The cardiac effects of Orgovyx (relugolix) include:

• Myocardial infarction: reported in 0.8% of patients
• Arrhythmia: reported in 0.6% of patients
• Atrioventricular block: reported in 0.3% of patients
• Cardiac failure: reported in 0.3% of patients
• QT/QTc Interval Prolongation: a clinically significant adverse reaction described in the labeling In patients with pre-existing cardiovascular disease, the management of cardiac effects is not explicitly stated in the label. However, given the potential for cardiac adverse reactions, caution should be exercised when administering Orgovyx to these patients 2.

From the Research

Cardiac Effects of Orgovyx (Relugolix)

• The cardiac effects of Orgovyx (relugolix) have been studied in several clinical trials, including the phase III HERO trial 3, 4, 5, 6, 7.
• The results of these trials suggest that relugolix may be associated with a lower risk of major adverse cardiac events compared to leuprolide, a commonly used gonadotropin-releasing hormone (GnRH) agonist 3, 5, 6, 7.
• In the HERO trial, the incidence of major adverse cardiovascular events was 2.9% in the relugolix group and 6.2% in the leuprolide group, representing a 54% lower risk with relugolix 7.
• The improved cardiac safety profile of relugolix may be due to its mechanism of action as a GnRH antagonist, which avoids the initial testosterone surge associated with GnRH agonists and may reduce the risk of cardiovascular events 5, 6.
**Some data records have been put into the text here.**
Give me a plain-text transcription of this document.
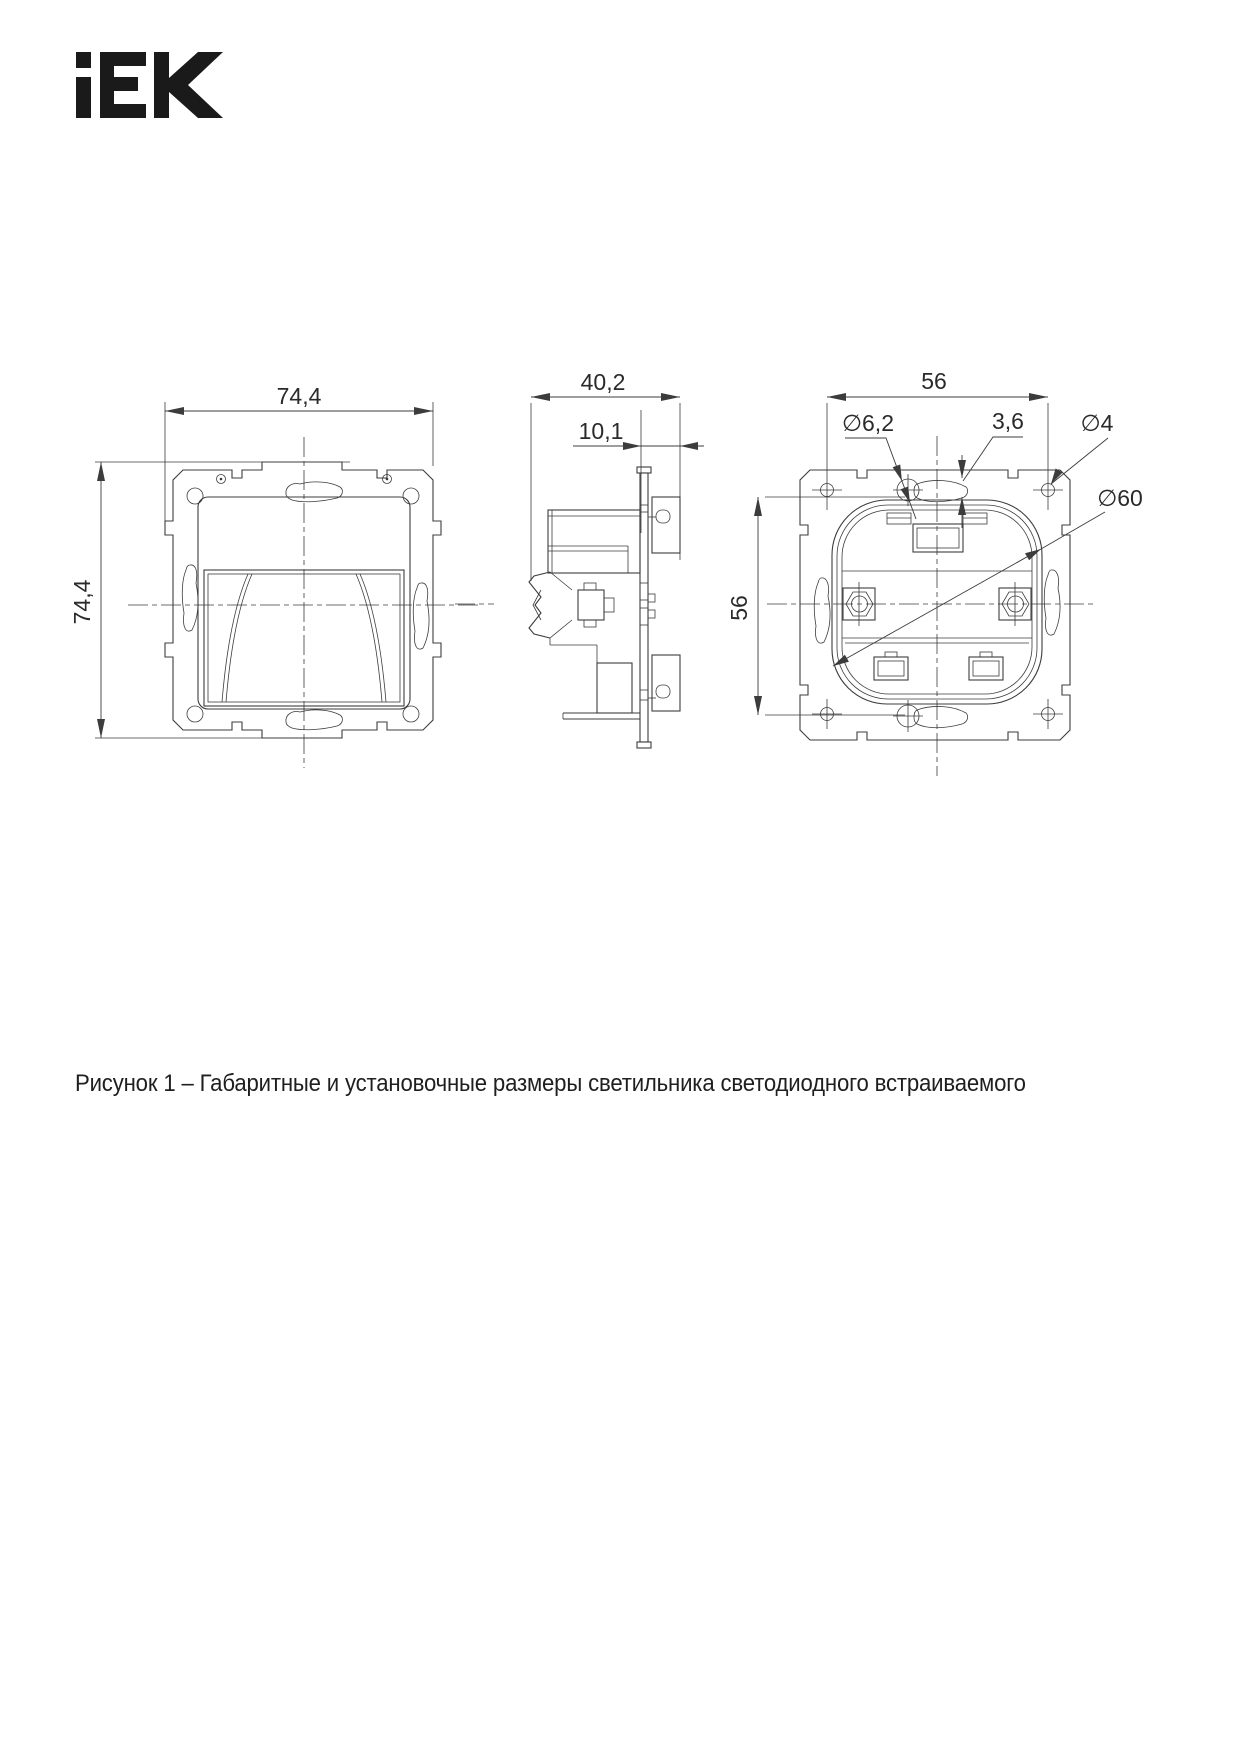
74,4
74,4
40,2
10,1
56
56
∅6,2	3,6 ∅4
∅60
Рисунок 1 – Габаритные и установочные размеры светильника светодиодного встраиваемого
Management of Cardiac Effects in Patients with Pre-Existing Cardiovascular Disease

• Patients with pre-existing cardiovascular disease may require closer monitoring and management while receiving relugolix therapy 4.
• The use of concomitant cardiovascular therapies, such as antihypertensives, antithrombotics, and lipid-modifying therapies, was common in the HERO trial and did not appear to affect the efficacy or safety of relugolix 4.
• However, the incidence and types of adverse events, including grade ≥3 and fatal adverse events, were similar between the relugolix and leuprolide groups, and some increases were observed in patients receiving concomitant cardiovascular therapies 4.
• Therefore, careful consideration and monitoring of cardiovascular risk factors and concomitant therapies are recommended when using relugolix in patients with pre-existing cardiovascular disease 4, 5, 6, 7.